Due to these conflicting findings concerning UCB, UTUC or UC, Wu et al. conducted a meta-analysis to address this issue [25]. They suggested that a high pretreatment serum LDH level was linked with an inferior OS, cancer-specific survival, and DFS in UC patients [25]. Subgroup analyses revealed that high serum LDH level was associated with a poor OS and DFS in UTUC, and a short OS in UCB [25]. It is noticeable that the meta-analysis by Wu et al. did not include a study [18], which was in line with inclusion criteria of this meta-analysis. Another meta-analysis by Zhang et al. also indicated that a high LDH level was associated with an adverse prognosis in many solid tumors [26].

In this study, we included 206 BC patients, and found that a higher pretreatment serum LDH level was associated with an unfavorable prognosis in BC patients. Abovementioned studies primarily investigated the survival of UCB patients (the main type of BC), while this study explored the prognosis of overall BC with UCB, squamous cell carcinoma, and adenocarcinoma. We compared the survival rates between UCB group and non-UCB group, and found that the survival rate of BC patients with UCB was significantly higher than that in non-UCB group, which was not investigated in other studies. Furthermore, multivariate analysis indicated that pathological type (non-UCB vs UCB) was an independent predictive factor for worse OS and PFS.

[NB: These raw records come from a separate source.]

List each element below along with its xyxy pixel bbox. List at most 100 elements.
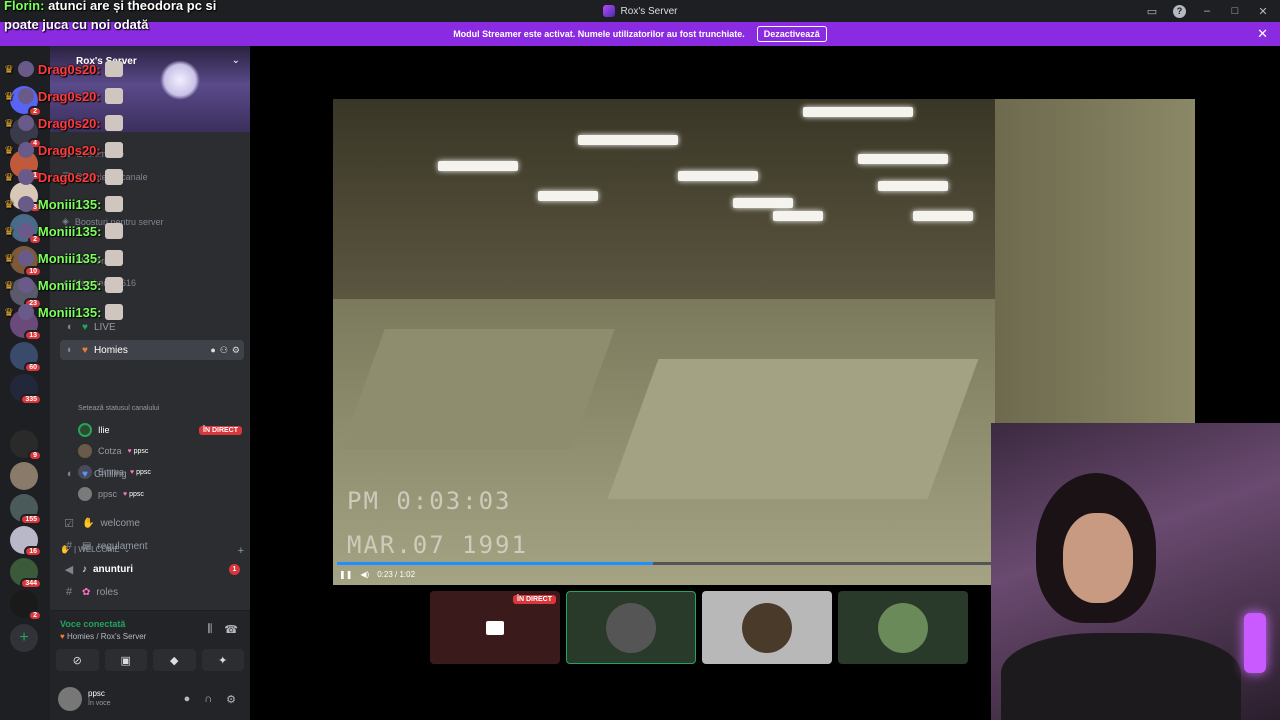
hash-icon: # <box>65 540 73 552</box>
maximize-icon[interactable]: □ <box>1228 4 1242 18</box>
user-panel: ppsc În voce ● ∩ ⚙ <box>50 679 250 720</box>
guild-icon[interactable]: 13 <box>10 310 42 341</box>
guild-icon[interactable]: 344 <box>10 558 42 589</box>
voice-member[interactable]: ppsc ♥ ppsc <box>78 485 242 503</box>
add-server-icon[interactable]: + <box>10 624 38 652</box>
channel-homies[interactable]: ◖ ♥ Homies ● ⚇ ⚙ <box>60 340 244 360</box>
server-logo-icon <box>602 5 615 17</box>
pause-icon[interactable]: ❚❚ <box>339 570 352 579</box>
participant-tile[interactable] <box>838 591 968 664</box>
channel-status[interactable]: Setează statusul canalului <box>78 405 159 412</box>
channel-chilling[interactable]: ◖ ♥ Chilling <box>60 464 244 484</box>
soundboard-button[interactable]: ✦ <box>201 649 244 671</box>
settings-icon[interactable]: ⚙ <box>232 345 240 356</box>
chat-icon[interactable]: ● <box>210 345 215 356</box>
channel-anunturi[interactable]: ◀ ♪ anunturi <box>60 559 244 579</box>
help-icon[interactable]: ? <box>1173 4 1186 18</box>
members-item[interactable]: ⚇ Membri <box>62 255 106 266</box>
member-tag: ♥ ppsc <box>127 447 149 455</box>
stream-tile[interactable]: ÎN DIRECT <box>430 591 560 664</box>
guild-icon[interactable]: 9 <box>10 430 42 461</box>
guild-icon[interactable]: 2 <box>10 214 42 245</box>
volume-icon[interactable]: ◀) <box>360 570 369 579</box>
speaker-icon: ◖ <box>65 468 73 480</box>
guild-icon[interactable]: 155 <box>10 494 42 525</box>
ceiling-light <box>538 191 598 201</box>
noise-suppression-icon[interactable]: ⫼ <box>207 623 212 636</box>
channel-label: Chilling <box>93 468 127 480</box>
progress-fill <box>337 562 653 565</box>
channel-label: Homies <box>93 344 128 356</box>
channel-welcome[interactable]: ☑ ✋ welcome <box>60 513 244 533</box>
ceiling-light <box>733 198 793 208</box>
server-name: Rox's Server <box>76 56 137 67</box>
ceiling-light <box>858 154 948 164</box>
guild-badge: 3 <box>28 202 42 213</box>
close-banner-icon[interactable]: ✕ <box>1257 26 1268 42</box>
hash-icon: # <box>65 586 73 598</box>
stream-participants: ÎN DIRECT <box>430 591 968 664</box>
voice-panel: Voce conectată ♥ Homies / Rox's Server ⫼… <box>50 610 250 720</box>
guild-icon[interactable]: 60 <box>10 342 42 373</box>
channel-sidebar: Rox's Server ⌄ ▦ Evenimente ☰ Răsfoiește c… <box>50 46 250 720</box>
disconnect-icon[interactable]: ☎ <box>224 623 238 636</box>
server-boosts-item[interactable]: ◈ Boosturi pentru server <box>62 216 163 227</box>
guild-icon[interactable]: 23 <box>10 278 42 309</box>
disable-streamer-button[interactable]: Dezactivează <box>756 26 827 42</box>
ceiling-light <box>803 107 913 117</box>
close-window-icon[interactable]: ✕ <box>1256 4 1270 18</box>
inbox-icon[interactable]: ▭ <box>1145 4 1159 18</box>
channel-roles[interactable]: # ✿ roles <box>60 582 244 602</box>
webcam-person-face <box>1063 513 1133 603</box>
events-item[interactable]: ▦ Evenimente <box>62 148 124 159</box>
headphones-icon[interactable]: ∩ <box>204 693 212 706</box>
voice-icon: ◖ <box>62 278 68 288</box>
avatar <box>742 602 792 653</box>
guild-icon[interactable]: 2 <box>10 86 42 117</box>
streamer-webcam <box>991 423 1280 720</box>
guild-icon[interactable]: 4 <box>10 118 42 149</box>
guild-icon[interactable]: 10 <box>10 246 42 277</box>
screen-share-button[interactable]: ▣ <box>104 649 147 671</box>
participant-tile[interactable] <box>566 591 696 664</box>
camera-off-button[interactable]: ⊘ <box>56 649 99 671</box>
guild-badge: 16 <box>24 546 42 557</box>
guild-icon[interactable]: 335 <box>10 374 42 405</box>
guild-icon[interactable]: 1 <box>10 150 42 181</box>
username: ppsc <box>88 689 105 698</box>
avatar[interactable] <box>58 687 82 711</box>
speaker-icon: ◖ <box>65 321 73 333</box>
participant-tile[interactable] <box>702 591 832 664</box>
user-settings-icon[interactable]: ⚙ <box>226 693 236 706</box>
server-list: 2 4 1 3 2 10 23 13 60 335 9 155 16 344 2… <box>0 46 50 720</box>
webcam-person-shirt <box>1001 633 1241 720</box>
streamer-mode-banner: Modul Streamer este activat. Numele util… <box>0 22 1280 46</box>
server-header[interactable]: Rox's Server ⌄ <box>50 46 250 132</box>
microphone-icon[interactable]: ● <box>184 693 191 706</box>
guild-icon[interactable]: 2 <box>10 590 42 621</box>
screen-share-icon <box>486 620 504 635</box>
guild-icon[interactable] <box>10 462 38 490</box>
voice-member[interactable]: Cotza ♥ ppsc <box>78 442 242 460</box>
speaker-icon: ◖ <box>65 344 73 356</box>
minimize-icon[interactable]: – <box>1200 4 1214 18</box>
guild-icon[interactable]: 16 <box>10 526 42 557</box>
voice-member[interactable]: Ilie ÎN DIRECT <box>78 421 242 439</box>
browse-channels-item[interactable]: ☰ Răsfoiește canale <box>62 171 148 182</box>
banner-text: Modul Streamer este activat. Numele util… <box>453 29 745 39</box>
blue-heart-icon: ♥ <box>82 468 88 480</box>
activities-button[interactable]: ◆ <box>153 649 196 671</box>
voice-location: ♥ Homies / Rox's Server <box>60 632 147 641</box>
avatar <box>78 444 92 458</box>
ceiling-light <box>773 211 823 221</box>
channel-live[interactable]: ◖ ♥ LIVE <box>60 317 244 337</box>
guild-badge: 1 <box>28 170 42 181</box>
voice-connected-label[interactable]: Voce conectată <box>60 619 125 629</box>
video-time: 0:23 / 1:02 <box>377 570 416 579</box>
guild-icon[interactable]: 3 <box>10 182 42 213</box>
unread-badge: 1 <box>229 564 240 575</box>
chevron-down-icon[interactable]: ⌄ <box>232 55 240 66</box>
channel-regulament[interactable]: # ▤ regulament <box>60 536 244 556</box>
invite-icon[interactable]: ⚇ <box>220 345 228 356</box>
ceiling-light <box>878 181 948 191</box>
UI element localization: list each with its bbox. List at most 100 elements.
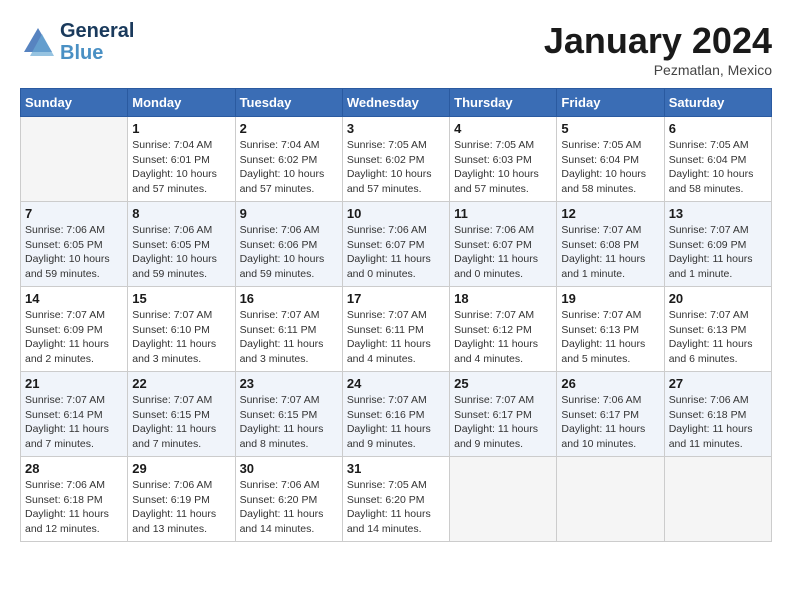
day-number: 28 — [25, 461, 123, 476]
day-info: Sunrise: 7:07 AM Sunset: 6:15 PM Dayligh… — [240, 393, 338, 452]
location: Pezmatlan, Mexico — [544, 62, 772, 78]
day-info: Sunrise: 7:06 AM Sunset: 6:05 PM Dayligh… — [25, 223, 123, 282]
day-info: Sunrise: 7:04 AM Sunset: 6:02 PM Dayligh… — [240, 138, 338, 197]
day-info: Sunrise: 7:05 AM Sunset: 6:02 PM Dayligh… — [347, 138, 445, 197]
day-number: 22 — [132, 376, 230, 391]
day-number: 26 — [561, 376, 659, 391]
day-number: 13 — [669, 206, 767, 221]
day-info: Sunrise: 7:07 AM Sunset: 6:10 PM Dayligh… — [132, 308, 230, 367]
table-row: 8 Sunrise: 7:06 AM Sunset: 6:05 PM Daylig… — [128, 202, 235, 287]
day-info: Sunrise: 7:07 AM Sunset: 6:15 PM Dayligh… — [132, 393, 230, 452]
day-number: 31 — [347, 461, 445, 476]
day-info: Sunrise: 7:06 AM Sunset: 6:20 PM Dayligh… — [240, 478, 338, 537]
day-number: 12 — [561, 206, 659, 221]
page-header: General Blue January 2024 Pezmatlan, Mex… — [20, 20, 772, 78]
table-row — [450, 457, 557, 542]
calendar-table: Sunday Monday Tuesday Wednesday Thursday… — [20, 88, 772, 542]
table-row: 5 Sunrise: 7:05 AM Sunset: 6:04 PM Daylig… — [557, 117, 664, 202]
day-number: 27 — [669, 376, 767, 391]
calendar-week-row: 14Sunrise: 7:07 AM Sunset: 6:09 PM Dayli… — [21, 287, 772, 372]
day-number: 14 — [25, 291, 123, 306]
month-title: January 2024 — [544, 20, 772, 62]
day-number: 18 — [454, 291, 552, 306]
day-number: 3 — [347, 121, 445, 136]
day-number: 24 — [347, 376, 445, 391]
table-row: 22 Sunrise: 7:07 AM Sunset: 6:15 PM Dayli… — [128, 372, 235, 457]
table-row: 16 Sunrise: 7:07 AM Sunset: 6:11 PM Dayli… — [235, 287, 342, 372]
table-row — [557, 457, 664, 542]
table-row: 25Sunrise: 7:07 AM Sunset: 6:17 PM Dayli… — [450, 372, 557, 457]
calendar-week-row: 7Sunrise: 7:06 AM Sunset: 6:05 PM Daylig… — [21, 202, 772, 287]
table-row: 10Sunrise: 7:06 AM Sunset: 6:07 PM Dayli… — [342, 202, 449, 287]
col-thursday: Thursday — [450, 89, 557, 117]
table-row: 9Sunrise: 7:06 AM Sunset: 6:06 PM Daylig… — [235, 202, 342, 287]
day-info: Sunrise: 7:07 AM Sunset: 6:17 PM Dayligh… — [454, 393, 552, 452]
table-row: 11 Sunrise: 7:06 AM Sunset: 6:07 PM Dayli… — [450, 202, 557, 287]
day-info: Sunrise: 7:05 AM Sunset: 6:04 PM Dayligh… — [669, 138, 767, 197]
day-info: Sunrise: 7:07 AM Sunset: 6:13 PM Dayligh… — [561, 308, 659, 367]
day-info: Sunrise: 7:06 AM Sunset: 6:07 PM Dayligh… — [454, 223, 552, 282]
day-number: 11 — [454, 206, 552, 221]
day-number: 9 — [240, 206, 338, 221]
day-info: Sunrise: 7:06 AM Sunset: 6:18 PM Dayligh… — [669, 393, 767, 452]
table-row: 12 Sunrise: 7:07 AM Sunset: 6:08 PM Dayli… — [557, 202, 664, 287]
table-row: 26 Sunrise: 7:06 AM Sunset: 6:17 PM Dayli… — [557, 372, 664, 457]
day-info: Sunrise: 7:06 AM Sunset: 6:05 PM Dayligh… — [132, 223, 230, 282]
table-row: 4 Sunrise: 7:05 AM Sunset: 6:03 PM Daylig… — [450, 117, 557, 202]
day-info: Sunrise: 7:07 AM Sunset: 6:13 PM Dayligh… — [669, 308, 767, 367]
day-number: 17 — [347, 291, 445, 306]
day-info: Sunrise: 7:06 AM Sunset: 6:07 PM Dayligh… — [347, 223, 445, 282]
col-saturday: Saturday — [664, 89, 771, 117]
day-info: Sunrise: 7:07 AM Sunset: 6:08 PM Dayligh… — [561, 223, 659, 282]
table-row: 17 Sunrise: 7:07 AM Sunset: 6:11 PM Dayli… — [342, 287, 449, 372]
calendar-week-row: 1Sunrise: 7:04 AM Sunset: 6:01 PM Daylig… — [21, 117, 772, 202]
day-number: 20 — [669, 291, 767, 306]
table-row: 20 Sunrise: 7:07 AM Sunset: 6:13 PM Dayli… — [664, 287, 771, 372]
table-row — [664, 457, 771, 542]
day-info: Sunrise: 7:06 AM Sunset: 6:18 PM Dayligh… — [25, 478, 123, 537]
day-number: 16 — [240, 291, 338, 306]
table-row: 2 Sunrise: 7:04 AM Sunset: 6:02 PM Daylig… — [235, 117, 342, 202]
table-row: 28 Sunrise: 7:06 AM Sunset: 6:18 PM Dayli… — [21, 457, 128, 542]
day-number: 8 — [132, 206, 230, 221]
title-block: January 2024 Pezmatlan, Mexico — [544, 20, 772, 78]
day-info: Sunrise: 7:07 AM Sunset: 6:16 PM Dayligh… — [347, 393, 445, 452]
day-info: Sunrise: 7:04 AM Sunset: 6:01 PM Dayligh… — [132, 138, 230, 197]
day-number: 30 — [240, 461, 338, 476]
day-info: Sunrise: 7:07 AM Sunset: 6:09 PM Dayligh… — [669, 223, 767, 282]
day-number: 4 — [454, 121, 552, 136]
table-row — [21, 117, 128, 202]
col-sunday: Sunday — [21, 89, 128, 117]
day-info: Sunrise: 7:07 AM Sunset: 6:11 PM Dayligh… — [240, 308, 338, 367]
table-row: 24 Sunrise: 7:07 AM Sunset: 6:16 PM Dayli… — [342, 372, 449, 457]
day-number: 23 — [240, 376, 338, 391]
day-number: 2 — [240, 121, 338, 136]
day-number: 15 — [132, 291, 230, 306]
calendar-header-row: Sunday Monday Tuesday Wednesday Thursday… — [21, 89, 772, 117]
logo: General Blue — [20, 20, 134, 64]
day-number: 19 — [561, 291, 659, 306]
table-row: 7Sunrise: 7:06 AM Sunset: 6:05 PM Daylig… — [21, 202, 128, 287]
col-wednesday: Wednesday — [342, 89, 449, 117]
day-number: 5 — [561, 121, 659, 136]
day-info: Sunrise: 7:05 AM Sunset: 6:20 PM Dayligh… — [347, 478, 445, 537]
day-info: Sunrise: 7:06 AM Sunset: 6:17 PM Dayligh… — [561, 393, 659, 452]
table-row: 31 Sunrise: 7:05 AM Sunset: 6:20 PM Dayli… — [342, 457, 449, 542]
col-friday: Friday — [557, 89, 664, 117]
logo-name: General — [60, 20, 134, 42]
table-row: 21Sunrise: 7:07 AM Sunset: 6:14 PM Dayli… — [21, 372, 128, 457]
table-row: 23 Sunrise: 7:07 AM Sunset: 6:15 PM Dayli… — [235, 372, 342, 457]
table-row: 30 Sunrise: 7:06 AM Sunset: 6:20 PM Dayli… — [235, 457, 342, 542]
day-info: Sunrise: 7:07 AM Sunset: 6:11 PM Dayligh… — [347, 308, 445, 367]
day-info: Sunrise: 7:07 AM Sunset: 6:12 PM Dayligh… — [454, 308, 552, 367]
logo-name2: Blue — [60, 42, 134, 64]
table-row: 14Sunrise: 7:07 AM Sunset: 6:09 PM Dayli… — [21, 287, 128, 372]
table-row: 29Sunrise: 7:06 AM Sunset: 6:19 PM Dayli… — [128, 457, 235, 542]
day-info: Sunrise: 7:05 AM Sunset: 6:04 PM Dayligh… — [561, 138, 659, 197]
table-row: 15 Sunrise: 7:07 AM Sunset: 6:10 PM Dayli… — [128, 287, 235, 372]
day-info: Sunrise: 7:05 AM Sunset: 6:03 PM Dayligh… — [454, 138, 552, 197]
table-row: 19 Sunrise: 7:07 AM Sunset: 6:13 PM Dayli… — [557, 287, 664, 372]
calendar-week-row: 21Sunrise: 7:07 AM Sunset: 6:14 PM Dayli… — [21, 372, 772, 457]
table-row: 13 Sunrise: 7:07 AM Sunset: 6:09 PM Dayli… — [664, 202, 771, 287]
col-monday: Monday — [128, 89, 235, 117]
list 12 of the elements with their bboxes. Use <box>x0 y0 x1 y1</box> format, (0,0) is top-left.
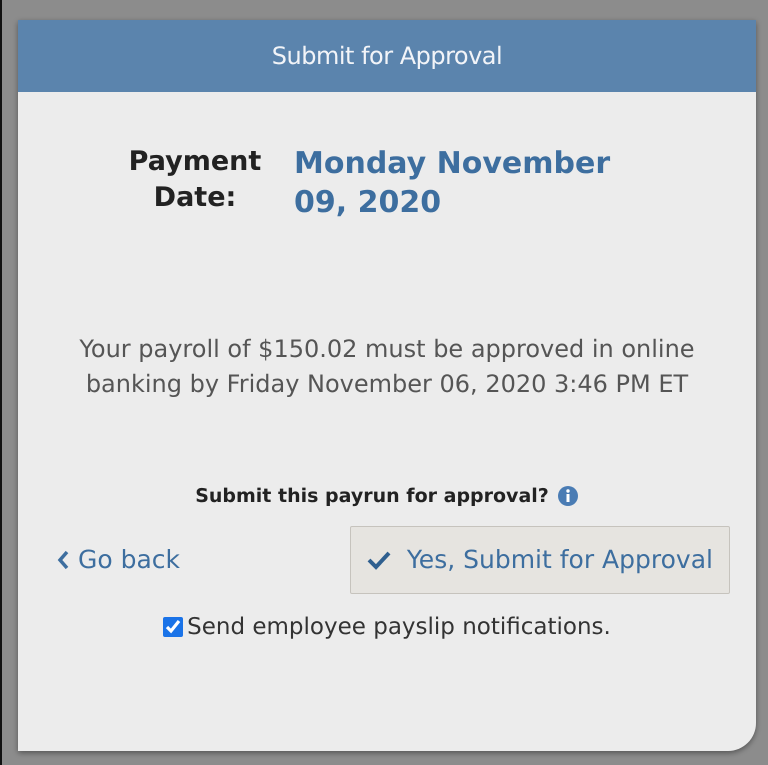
notify-label[interactable]: Send employee payslip notifications. <box>187 610 611 644</box>
dialog-title: Submit for Approval <box>272 41 502 72</box>
payment-date-value: Monday November 09, 2020 <box>294 145 612 222</box>
chevron-left-icon <box>56 548 70 571</box>
notify-checkbox[interactable] <box>163 616 184 637</box>
submit-button[interactable]: Yes, Submit for Approval <box>350 526 730 594</box>
checkmark-icon <box>366 550 391 570</box>
approval-message: Your payroll of $150.02 must be approved in online banking by Friday November 06, 2020 3:46 PM ET <box>78 334 696 400</box>
approval-question: Submit this payrun for approval? <box>195 484 549 509</box>
go-back-link[interactable]: Go back <box>56 541 180 579</box>
info-icon[interactable] <box>556 484 579 507</box>
payment-date-label: Payment Date: <box>128 145 262 216</box>
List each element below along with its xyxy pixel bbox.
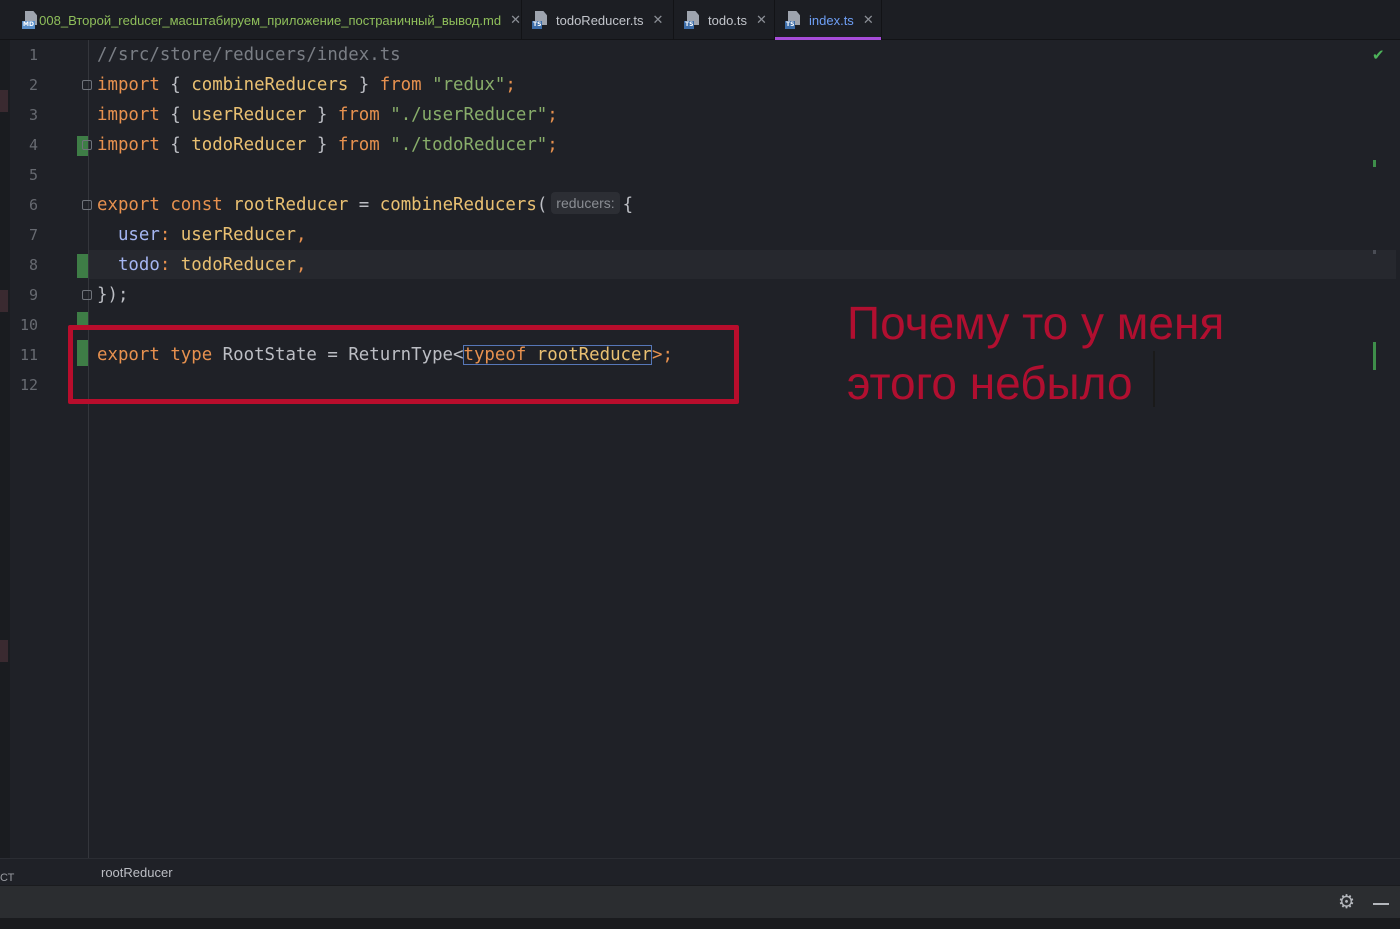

This study had several limitations. First, the sample size of this study was not large enough. Second, some confounding factors affecting the survival of BC may not be investigated in this study, thereby exerting effects on final results. Third, the findings observed by this study were only yielded in one single center; thus, multi-center studies are urgently needed to verify these findings. Fourth, UTUC patients were not investigated in this study. Fifth, diverse treatment strategies may affect the survival analysis, thereby interfering the effect of serum LDH level on the prognosis of BC patients. Last, regarding for the ROC curve (Fig. 2), the AUC value was 0.615, indicating that there was no clear cut differentiation. High LDH level might just be another marker for poor performance.